Easily create high quality dataset descriptions – with a little help from ✨ AI.
- Create a Conda environment:
conda create -n metafairy python=3.9
- Activate environment:
conda activate metafairy
- Clone this repo.
- Change into the project directory.
- Install packages:
pip install -r requirements.txt
- Create an
.env
file and input your OpenAI API keys like so:
OPENAI_API_KEY=sk-...
- Change into the app directory:
cd _streamlit_app/
- Start the app:
streamlit run metafairy.py
This app aims to simplify the creation of meaningful, complete, and well-written dataset descriptions. You can either analyze a description or create one.
- To analyze a given data set description simply copy it into the input window and click «Beschreibung analyisieren».
- To create a description simply input keywords and basic information about your dataset and click «Beschreibung generieren».
We offer this tool to our data publishers and stewards to facilitate their work. We believe you might find it helpful as well.
The app structures the analysis and the drafts along these four key points:
- Data Content (Dateninhalt) - What is the data about? What can be found in this data?
- Context of Creation (Entstehungszusammenhang) - How were the data measured and for what purpose? What is the source?
- Data Quality (Datenqualität) - Are the data complete? Are there any changes in the collection? What conclusions can and can not be drawn from the data?
- Spatial Reference (Räumlicher Bezug) - How are the data spatially collected and aggregated? In which area are the data points located?
Important
At the risk of stating the obvious: By using the app you send data to a third-party provider namely OpenAI. Therefore strictly only use non-sensitive data. Again, stating the obvious: LLMs make errors. They regularly hallucinate, make things up, and get things wrong. They often do so in subtle, non-obvious ways, that may be hard to detect. This app is meant to be used as an assistive system. It only yields a draft, that you always should double- and triple-check.
This is a project of Team Data of the Statistical Office of the Canton of Zurich. Responsible: Laure Stadler and Patrick Arnecke. Many thanks go to Corinna Grobe and our former colleague Adrian Rupp. Merci! ❤️
- Metafairy provides a scaffold for writing a good data description. This scaffold is valuable to our data stewards. They don't really need or use the generated description itself or as is.

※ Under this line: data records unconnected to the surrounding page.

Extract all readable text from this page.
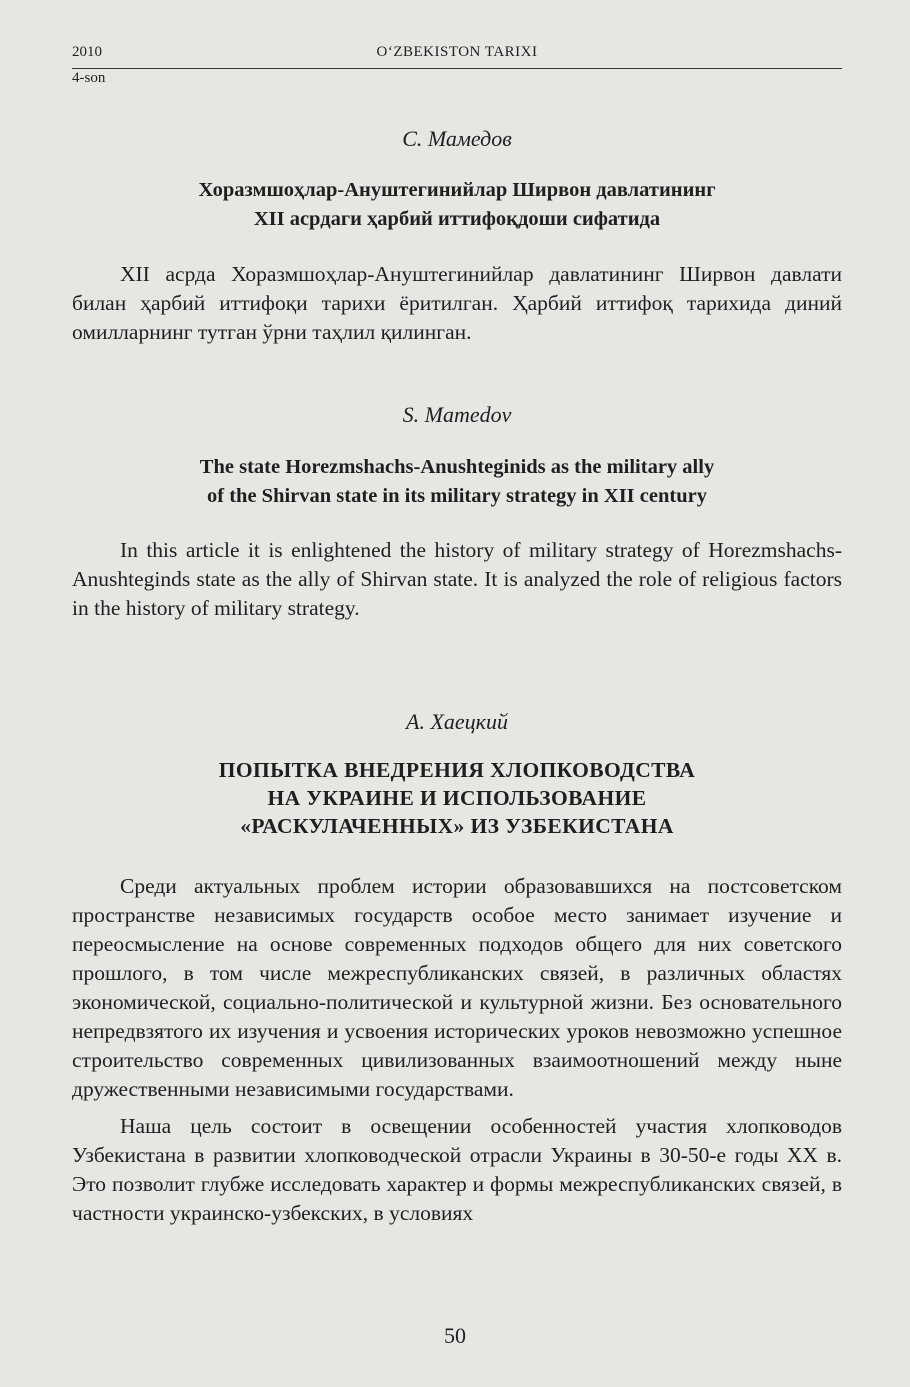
2010	O‘ZBEKISTON TARIXI
4-son
С. Мамедов
Хоразмшоҳлар-Ануштегинийлар Ширвон давлатининг
XII асрдаги ҳарбий иттифоқдоши сифатида

XII асрда Хоразмшоҳлар-Ануштегинийлар давлатининг Ширвон давлати билан ҳарбий иттифоқи тарихи ёритилган. Ҳарбий иттифоқ тарихида диний омилларнинг тутган ўрни таҳлил қилинган.

S. Mamedov
The state Horezmshachs-Anushteginids as the military ally
of the Shirvan state in its military strategy in XII century

In this article it is enlightened the history of military strategy of Horezmshachs-Anushteginds state as the ally of Shirvan state. It is analyzed the role of religious factors in the history of military strategy.

А. Хаецкий
ПОПЫТКА ВНЕДРЕНИЯ ХЛОПКОВОДСТВА
НА УКРАИНЕ И ИСПОЛЬЗОВАНИЕ
«РАСКУЛАЧЕННЫХ» ИЗ УЗБЕКИСТАНА

Среди актуальных проблем истории образовавшихся на постсоветском пространстве независимых государств особое место занимает изучение и переосмысление на основе современных подходов общего для них советского прошлого, в том числе межреспубликанских связей, в различных областях экономической, социально-политической и культурной жизни. Без основательного непредвзятого их изучения и усвоения исторических уроков невозможно успешное строительство современных цивилизованных взаимоотношений между ныне дружественными независимыми государствами.

Наша цель состоит в освещении особенностей участия хлопководов Узбекистана в развитии хлопководческой отрасли Украины в 30-50-е годы XX в. Это позволит глубже исследовать характер и формы межреспубликанских связей, в частности украинско-узбекских, в условиях

50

- Generating descriptions is fun, though. And some fun must be had during a long work day. 🤓
- More useful than newly generated descriptions is AI improving existing descriptions. We implemented this feature upon request of our data stewards.
We would love to hear from you. Please share your feedback and let us know how you use the code. You can write an email or share your ideas by opening an issue or a pull requests.
Please note that we use Ruff for linting and code formatting with default settings.